Irish Dishes You Have to Try
- For fans of seafood, Dublin bay prawns are well worth searching out, especially in the city from which they take their name. OK, so they’re technically langoustines, but slather them in parsley butter and they’ll be the best you’ve ever tasted.
- It might be a bit of a cliché, but Irish Stew is still one of the best comfort foods out there. Make sure it’s made with mutton, comes with soda bread as a side, and dig in.
- Not one for the faint-hearted this – crubeens are boiled pigs feet traditionally eaten as an accompaniment to a pint, and while you might think you’d need a few drinks before trying one out they’re actually incredibly tasty.
- For those with a sweet tooth, barmbrack is a sweetened bread full of raisins and candied peel. Traditionally a treat on Halloween, it’s now found throughout the year due to its popularity.

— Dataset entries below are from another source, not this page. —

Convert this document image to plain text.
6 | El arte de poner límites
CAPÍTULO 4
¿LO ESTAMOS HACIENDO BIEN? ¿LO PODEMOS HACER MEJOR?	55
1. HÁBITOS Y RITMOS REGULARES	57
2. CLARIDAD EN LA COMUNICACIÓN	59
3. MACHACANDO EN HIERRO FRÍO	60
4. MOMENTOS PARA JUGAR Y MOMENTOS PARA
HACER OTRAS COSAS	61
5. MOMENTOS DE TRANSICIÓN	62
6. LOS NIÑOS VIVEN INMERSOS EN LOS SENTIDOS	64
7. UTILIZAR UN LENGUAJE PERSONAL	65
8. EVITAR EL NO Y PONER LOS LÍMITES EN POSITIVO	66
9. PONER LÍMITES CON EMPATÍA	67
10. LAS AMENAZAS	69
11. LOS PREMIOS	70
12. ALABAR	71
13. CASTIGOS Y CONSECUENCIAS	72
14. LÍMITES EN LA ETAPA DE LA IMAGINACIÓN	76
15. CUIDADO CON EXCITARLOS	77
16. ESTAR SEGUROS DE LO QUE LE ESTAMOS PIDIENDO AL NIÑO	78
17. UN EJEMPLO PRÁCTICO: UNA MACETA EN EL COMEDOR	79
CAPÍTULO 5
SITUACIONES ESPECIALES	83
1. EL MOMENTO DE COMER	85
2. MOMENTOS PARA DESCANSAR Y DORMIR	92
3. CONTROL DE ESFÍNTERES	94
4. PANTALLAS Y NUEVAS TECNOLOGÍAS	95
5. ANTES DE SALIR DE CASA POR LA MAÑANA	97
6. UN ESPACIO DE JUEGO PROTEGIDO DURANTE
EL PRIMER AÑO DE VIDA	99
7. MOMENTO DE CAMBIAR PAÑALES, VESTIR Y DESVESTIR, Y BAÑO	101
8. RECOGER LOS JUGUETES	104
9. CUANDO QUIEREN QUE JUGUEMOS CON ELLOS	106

The Best Foodie Activities in Ireland
- Of course, it wouldn’t be a trip to Ireland without having a whiskey or two. Teeling Whisky have been distilling whiskey since 1782, and have just opened a Dublin distillery where you can take a tour and, naturally, try a sample or two.
- Also in Dublin, the Tapas Trail is a great way to enjoy a snapshot of the city’s foodie delights – it takes three hours and stops off at three restaurants where you’ll enjoy a bite to eat and a glass of wine.
- The Kitchen in the Castle in Howth offers a range of great cookery classes that aren’t just limited to Irish recipes. Try your hand at Moroccan, Italian or some seafood specials, and kick back afterwards and enjoy your efforts with your fellow chefs.